O certo, porém, é que a ideia de um PAC subsiste no governo,
juntamente com a de uma boa encorpada do Minha Casa, Minha Vida (MCMV),
programa de habitação popular sob a gerência de Marinho.
Foi, porém, na votação da proposta de socorro financeiro aos
Estados e municípios, na quarta-feira, na Câmara e no Senado, que se assistiu
ao ensaio geral do que ocorre no centro da disputa pelo parco dinheiro público
em nome do combate à covid-19.
O Executivo havia proposto que os salários do funcionalismo
público da União, dos Estados e dos municípios ficassem congelados até dezembro
de 2021, representando uma economia de R$ 130 bilhões. Esse seria o preço a
pagar pela crise do coronavírus. No setor privado, boa parte dos trabalhadores
teve redução de salários em troca de uma temporária estabilidade no emprego. No
setor público, a estabilidade é um direito adquirido.

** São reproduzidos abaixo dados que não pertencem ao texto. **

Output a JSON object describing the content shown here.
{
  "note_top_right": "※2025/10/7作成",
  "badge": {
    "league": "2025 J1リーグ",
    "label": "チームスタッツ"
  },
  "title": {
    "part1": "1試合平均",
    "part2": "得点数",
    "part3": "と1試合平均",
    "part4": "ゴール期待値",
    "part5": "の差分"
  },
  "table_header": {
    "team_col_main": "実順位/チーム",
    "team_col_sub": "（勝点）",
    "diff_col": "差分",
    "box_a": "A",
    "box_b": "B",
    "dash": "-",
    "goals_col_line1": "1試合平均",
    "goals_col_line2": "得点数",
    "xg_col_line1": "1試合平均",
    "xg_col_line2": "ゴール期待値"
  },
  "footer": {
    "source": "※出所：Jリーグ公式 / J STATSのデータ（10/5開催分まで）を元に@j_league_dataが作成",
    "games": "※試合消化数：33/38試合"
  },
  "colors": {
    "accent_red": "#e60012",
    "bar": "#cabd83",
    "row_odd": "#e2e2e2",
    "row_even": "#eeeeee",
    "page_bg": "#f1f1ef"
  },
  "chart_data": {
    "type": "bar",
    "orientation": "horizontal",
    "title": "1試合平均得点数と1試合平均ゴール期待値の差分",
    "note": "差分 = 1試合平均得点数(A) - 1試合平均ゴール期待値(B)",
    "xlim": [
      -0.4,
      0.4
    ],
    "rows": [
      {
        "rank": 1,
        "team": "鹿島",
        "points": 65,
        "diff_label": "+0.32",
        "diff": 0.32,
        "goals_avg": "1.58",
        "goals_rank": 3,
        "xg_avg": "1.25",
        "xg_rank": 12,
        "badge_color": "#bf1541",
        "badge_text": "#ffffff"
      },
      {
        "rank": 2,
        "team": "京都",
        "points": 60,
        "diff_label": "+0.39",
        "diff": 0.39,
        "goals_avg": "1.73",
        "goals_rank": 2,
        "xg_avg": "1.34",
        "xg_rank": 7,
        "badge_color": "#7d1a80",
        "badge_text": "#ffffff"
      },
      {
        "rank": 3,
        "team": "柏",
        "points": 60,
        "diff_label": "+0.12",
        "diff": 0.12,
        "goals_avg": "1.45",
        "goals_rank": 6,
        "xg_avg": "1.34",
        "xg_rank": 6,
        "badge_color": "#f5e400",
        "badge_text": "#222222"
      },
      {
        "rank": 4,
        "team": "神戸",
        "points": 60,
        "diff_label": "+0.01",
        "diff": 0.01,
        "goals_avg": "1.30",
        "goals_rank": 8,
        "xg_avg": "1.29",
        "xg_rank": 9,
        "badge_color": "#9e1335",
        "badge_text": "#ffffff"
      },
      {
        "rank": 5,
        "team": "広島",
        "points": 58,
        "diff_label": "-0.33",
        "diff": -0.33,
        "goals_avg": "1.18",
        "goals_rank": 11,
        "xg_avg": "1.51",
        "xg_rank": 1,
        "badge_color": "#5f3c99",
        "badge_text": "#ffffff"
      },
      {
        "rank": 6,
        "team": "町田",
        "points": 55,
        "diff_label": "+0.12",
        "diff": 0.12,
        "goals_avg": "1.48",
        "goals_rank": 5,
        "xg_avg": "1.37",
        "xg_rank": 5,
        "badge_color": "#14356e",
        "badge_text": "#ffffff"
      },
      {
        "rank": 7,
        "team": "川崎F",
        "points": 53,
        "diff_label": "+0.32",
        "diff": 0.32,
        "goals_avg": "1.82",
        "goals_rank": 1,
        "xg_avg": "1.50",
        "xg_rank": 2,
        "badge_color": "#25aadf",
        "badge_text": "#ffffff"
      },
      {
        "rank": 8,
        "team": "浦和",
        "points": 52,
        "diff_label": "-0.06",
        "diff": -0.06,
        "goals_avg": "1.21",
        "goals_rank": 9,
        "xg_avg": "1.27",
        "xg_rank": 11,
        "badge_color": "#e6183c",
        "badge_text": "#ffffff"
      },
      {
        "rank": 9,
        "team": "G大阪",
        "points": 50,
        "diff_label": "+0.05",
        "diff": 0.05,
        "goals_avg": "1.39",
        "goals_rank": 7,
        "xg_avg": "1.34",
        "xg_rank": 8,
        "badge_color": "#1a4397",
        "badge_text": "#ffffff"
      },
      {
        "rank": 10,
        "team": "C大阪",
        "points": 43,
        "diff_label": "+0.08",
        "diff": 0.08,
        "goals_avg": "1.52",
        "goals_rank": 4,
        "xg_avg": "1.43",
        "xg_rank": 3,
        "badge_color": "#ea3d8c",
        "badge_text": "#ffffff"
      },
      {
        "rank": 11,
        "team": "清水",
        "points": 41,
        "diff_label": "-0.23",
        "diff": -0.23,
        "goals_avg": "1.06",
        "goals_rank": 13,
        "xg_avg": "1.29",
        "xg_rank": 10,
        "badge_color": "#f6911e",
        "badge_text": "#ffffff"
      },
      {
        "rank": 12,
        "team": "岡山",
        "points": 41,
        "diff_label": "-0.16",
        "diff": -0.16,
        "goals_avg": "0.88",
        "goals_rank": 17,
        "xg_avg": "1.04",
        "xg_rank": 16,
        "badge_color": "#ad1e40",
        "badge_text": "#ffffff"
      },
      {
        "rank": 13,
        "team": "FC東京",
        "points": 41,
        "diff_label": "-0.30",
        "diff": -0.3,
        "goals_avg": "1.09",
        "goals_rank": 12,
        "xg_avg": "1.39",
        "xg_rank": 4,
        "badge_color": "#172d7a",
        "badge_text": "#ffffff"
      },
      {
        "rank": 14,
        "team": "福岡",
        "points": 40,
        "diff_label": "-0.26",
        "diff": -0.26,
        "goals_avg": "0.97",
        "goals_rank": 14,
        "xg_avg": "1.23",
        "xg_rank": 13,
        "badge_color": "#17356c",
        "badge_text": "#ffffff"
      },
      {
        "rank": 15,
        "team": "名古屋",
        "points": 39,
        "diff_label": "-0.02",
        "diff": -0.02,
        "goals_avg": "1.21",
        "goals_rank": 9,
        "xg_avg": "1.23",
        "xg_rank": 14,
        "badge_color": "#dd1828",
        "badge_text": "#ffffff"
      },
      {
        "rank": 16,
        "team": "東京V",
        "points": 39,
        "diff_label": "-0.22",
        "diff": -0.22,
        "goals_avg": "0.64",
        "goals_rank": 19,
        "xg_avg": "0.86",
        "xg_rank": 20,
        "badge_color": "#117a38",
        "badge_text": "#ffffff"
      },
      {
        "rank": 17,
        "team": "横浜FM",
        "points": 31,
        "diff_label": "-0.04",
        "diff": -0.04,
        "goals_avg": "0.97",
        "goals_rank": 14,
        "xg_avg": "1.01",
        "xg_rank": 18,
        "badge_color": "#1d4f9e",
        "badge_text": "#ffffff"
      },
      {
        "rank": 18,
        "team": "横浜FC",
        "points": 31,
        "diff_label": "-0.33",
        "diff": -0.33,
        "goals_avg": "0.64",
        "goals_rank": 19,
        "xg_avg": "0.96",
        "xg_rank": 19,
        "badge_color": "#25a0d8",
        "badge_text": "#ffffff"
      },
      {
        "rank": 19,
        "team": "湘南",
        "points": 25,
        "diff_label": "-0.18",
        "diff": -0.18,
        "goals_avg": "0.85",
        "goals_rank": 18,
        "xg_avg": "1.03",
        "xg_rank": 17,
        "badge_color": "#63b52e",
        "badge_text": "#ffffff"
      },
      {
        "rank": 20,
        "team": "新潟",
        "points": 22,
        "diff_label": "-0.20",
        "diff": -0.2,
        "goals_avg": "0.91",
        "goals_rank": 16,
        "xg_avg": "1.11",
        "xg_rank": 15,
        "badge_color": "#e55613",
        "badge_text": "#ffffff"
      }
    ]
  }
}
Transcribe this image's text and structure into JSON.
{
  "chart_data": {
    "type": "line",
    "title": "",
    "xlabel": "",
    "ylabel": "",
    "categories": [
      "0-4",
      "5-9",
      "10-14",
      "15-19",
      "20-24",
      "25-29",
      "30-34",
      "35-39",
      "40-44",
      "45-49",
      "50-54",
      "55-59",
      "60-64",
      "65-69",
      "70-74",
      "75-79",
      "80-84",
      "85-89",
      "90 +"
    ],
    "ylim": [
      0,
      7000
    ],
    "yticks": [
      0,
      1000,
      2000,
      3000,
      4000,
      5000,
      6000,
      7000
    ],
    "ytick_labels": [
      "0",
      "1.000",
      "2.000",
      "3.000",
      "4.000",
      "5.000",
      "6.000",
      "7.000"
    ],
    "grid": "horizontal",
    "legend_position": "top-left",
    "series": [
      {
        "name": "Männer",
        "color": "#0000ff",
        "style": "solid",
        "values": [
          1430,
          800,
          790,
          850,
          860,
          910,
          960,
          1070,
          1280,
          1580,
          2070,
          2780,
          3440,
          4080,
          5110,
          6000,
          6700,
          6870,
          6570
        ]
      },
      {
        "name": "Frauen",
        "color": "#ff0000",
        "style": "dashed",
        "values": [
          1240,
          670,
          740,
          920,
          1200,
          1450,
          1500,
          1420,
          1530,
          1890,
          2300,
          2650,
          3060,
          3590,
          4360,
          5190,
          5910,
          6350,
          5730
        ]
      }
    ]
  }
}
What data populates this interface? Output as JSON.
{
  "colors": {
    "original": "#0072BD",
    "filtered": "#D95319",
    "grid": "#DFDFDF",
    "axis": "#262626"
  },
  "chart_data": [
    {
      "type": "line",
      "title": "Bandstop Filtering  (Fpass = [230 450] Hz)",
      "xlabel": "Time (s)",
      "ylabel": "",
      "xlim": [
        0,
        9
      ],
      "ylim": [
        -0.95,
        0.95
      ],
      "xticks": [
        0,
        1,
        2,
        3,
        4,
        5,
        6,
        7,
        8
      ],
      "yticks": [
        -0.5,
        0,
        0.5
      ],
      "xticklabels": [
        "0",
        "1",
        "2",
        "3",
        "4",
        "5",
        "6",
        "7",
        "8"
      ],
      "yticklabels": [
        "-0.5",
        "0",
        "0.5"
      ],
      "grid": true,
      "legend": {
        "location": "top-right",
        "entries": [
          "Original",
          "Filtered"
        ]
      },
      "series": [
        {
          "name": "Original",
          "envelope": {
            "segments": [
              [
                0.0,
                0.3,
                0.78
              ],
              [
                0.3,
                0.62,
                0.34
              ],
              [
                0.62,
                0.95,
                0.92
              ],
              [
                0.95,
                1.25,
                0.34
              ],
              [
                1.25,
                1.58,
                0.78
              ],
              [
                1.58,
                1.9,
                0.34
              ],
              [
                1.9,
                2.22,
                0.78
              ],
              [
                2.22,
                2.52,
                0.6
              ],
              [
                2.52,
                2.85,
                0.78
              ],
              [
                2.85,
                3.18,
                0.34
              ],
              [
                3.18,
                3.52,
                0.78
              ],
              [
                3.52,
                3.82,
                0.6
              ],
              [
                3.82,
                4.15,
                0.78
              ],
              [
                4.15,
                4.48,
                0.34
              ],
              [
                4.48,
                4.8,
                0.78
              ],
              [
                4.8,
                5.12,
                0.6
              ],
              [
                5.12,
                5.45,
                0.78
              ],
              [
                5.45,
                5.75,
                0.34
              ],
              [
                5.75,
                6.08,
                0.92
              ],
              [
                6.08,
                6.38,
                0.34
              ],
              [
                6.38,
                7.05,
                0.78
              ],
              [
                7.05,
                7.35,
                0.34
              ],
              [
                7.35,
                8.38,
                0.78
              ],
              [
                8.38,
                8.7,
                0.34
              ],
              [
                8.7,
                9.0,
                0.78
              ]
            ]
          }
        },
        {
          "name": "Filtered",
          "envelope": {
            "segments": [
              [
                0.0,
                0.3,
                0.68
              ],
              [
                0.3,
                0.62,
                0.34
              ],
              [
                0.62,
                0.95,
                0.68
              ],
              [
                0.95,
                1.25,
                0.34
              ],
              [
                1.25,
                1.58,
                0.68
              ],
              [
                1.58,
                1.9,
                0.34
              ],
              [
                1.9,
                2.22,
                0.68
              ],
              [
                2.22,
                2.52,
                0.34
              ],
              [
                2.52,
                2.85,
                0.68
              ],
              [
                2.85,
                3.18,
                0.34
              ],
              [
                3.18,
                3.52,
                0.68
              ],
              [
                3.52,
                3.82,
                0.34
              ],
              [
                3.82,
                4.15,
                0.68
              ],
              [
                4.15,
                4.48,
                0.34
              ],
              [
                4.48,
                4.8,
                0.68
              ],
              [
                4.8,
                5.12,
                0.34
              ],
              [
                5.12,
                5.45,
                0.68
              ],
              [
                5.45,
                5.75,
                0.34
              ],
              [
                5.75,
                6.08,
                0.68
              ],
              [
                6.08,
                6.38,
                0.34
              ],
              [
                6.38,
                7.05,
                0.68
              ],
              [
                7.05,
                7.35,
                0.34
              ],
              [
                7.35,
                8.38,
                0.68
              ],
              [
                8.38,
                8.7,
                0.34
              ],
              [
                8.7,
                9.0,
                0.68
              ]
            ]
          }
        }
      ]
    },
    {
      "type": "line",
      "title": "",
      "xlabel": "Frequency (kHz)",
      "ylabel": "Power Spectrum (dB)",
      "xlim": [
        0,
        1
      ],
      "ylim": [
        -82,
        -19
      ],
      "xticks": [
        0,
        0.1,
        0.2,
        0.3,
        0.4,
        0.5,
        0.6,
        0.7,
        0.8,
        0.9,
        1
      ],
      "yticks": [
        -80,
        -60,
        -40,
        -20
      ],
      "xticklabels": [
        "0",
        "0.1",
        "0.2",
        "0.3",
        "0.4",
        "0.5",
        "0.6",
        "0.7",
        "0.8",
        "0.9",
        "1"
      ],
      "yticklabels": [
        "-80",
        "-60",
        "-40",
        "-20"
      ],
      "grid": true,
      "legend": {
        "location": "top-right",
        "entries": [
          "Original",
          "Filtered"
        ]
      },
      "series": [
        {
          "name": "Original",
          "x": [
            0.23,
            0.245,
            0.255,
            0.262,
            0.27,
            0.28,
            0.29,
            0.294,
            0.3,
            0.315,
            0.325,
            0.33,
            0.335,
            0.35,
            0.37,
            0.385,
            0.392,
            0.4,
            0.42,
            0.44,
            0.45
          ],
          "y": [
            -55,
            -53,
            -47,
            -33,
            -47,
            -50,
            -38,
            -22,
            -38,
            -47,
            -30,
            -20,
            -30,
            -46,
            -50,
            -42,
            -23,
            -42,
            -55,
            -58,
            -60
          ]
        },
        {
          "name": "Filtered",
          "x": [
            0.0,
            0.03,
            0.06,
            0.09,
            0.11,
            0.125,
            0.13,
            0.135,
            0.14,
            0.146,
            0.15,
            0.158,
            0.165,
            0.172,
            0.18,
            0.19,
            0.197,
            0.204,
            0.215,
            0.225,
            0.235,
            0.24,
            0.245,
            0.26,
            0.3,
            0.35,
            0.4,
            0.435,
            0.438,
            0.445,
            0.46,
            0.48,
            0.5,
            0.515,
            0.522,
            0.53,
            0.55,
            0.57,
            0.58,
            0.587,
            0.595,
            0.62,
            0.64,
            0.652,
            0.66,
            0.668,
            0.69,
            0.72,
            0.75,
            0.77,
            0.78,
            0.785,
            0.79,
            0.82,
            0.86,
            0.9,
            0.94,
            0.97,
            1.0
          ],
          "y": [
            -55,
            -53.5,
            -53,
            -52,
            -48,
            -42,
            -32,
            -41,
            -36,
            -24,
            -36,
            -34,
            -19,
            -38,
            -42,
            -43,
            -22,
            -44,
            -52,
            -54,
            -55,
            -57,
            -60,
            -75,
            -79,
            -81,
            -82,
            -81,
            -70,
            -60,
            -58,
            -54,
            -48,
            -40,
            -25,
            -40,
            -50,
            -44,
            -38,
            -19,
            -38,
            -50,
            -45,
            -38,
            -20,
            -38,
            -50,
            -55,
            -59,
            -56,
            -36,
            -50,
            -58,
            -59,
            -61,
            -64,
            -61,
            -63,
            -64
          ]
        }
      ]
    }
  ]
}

Durante a tramitação do projeto os parlamentares começaram a
excepcionalizar o alcance do congelamento de salários. No texto aprovado pelo
Senado os salários ficarão congelados até o fim do próximo ano, exceto para os
profissionais das áreas de segurança, saúde e educação dos três entes da
federação (União, Estados e municípios) diretamente envolvidos no combate à
covid-19. São exatamente essas as áreas onde a folha de salários mais pesa nos
cofres dos Estados e municípios.
“Arrombaram a porteira”, comentou um qualificado funcionário do ministério da Economia, tão logo foi encerrada a votação, na noite de quarta-feira. O mais grave é que esse duro golpe desferido em Guedes teve a aprovação prévia do presidente da República, conforme explicou o líder do governo na Câmara, deputado Vitor Hugo (PSL-GO), ao encaminhar a votação. Bolsonaro é sensível às pressões das corporações. Mas depois de aprovado e de ouvir Guedes, Bolsonaro disse ontem que pode vetar a parte da proposta que excepcionaliza o congelamento dos vencimentos do funcionalismo. E, mais uma vez, ele garantiu que quem manda na economia é o ministro Paulo Guedes.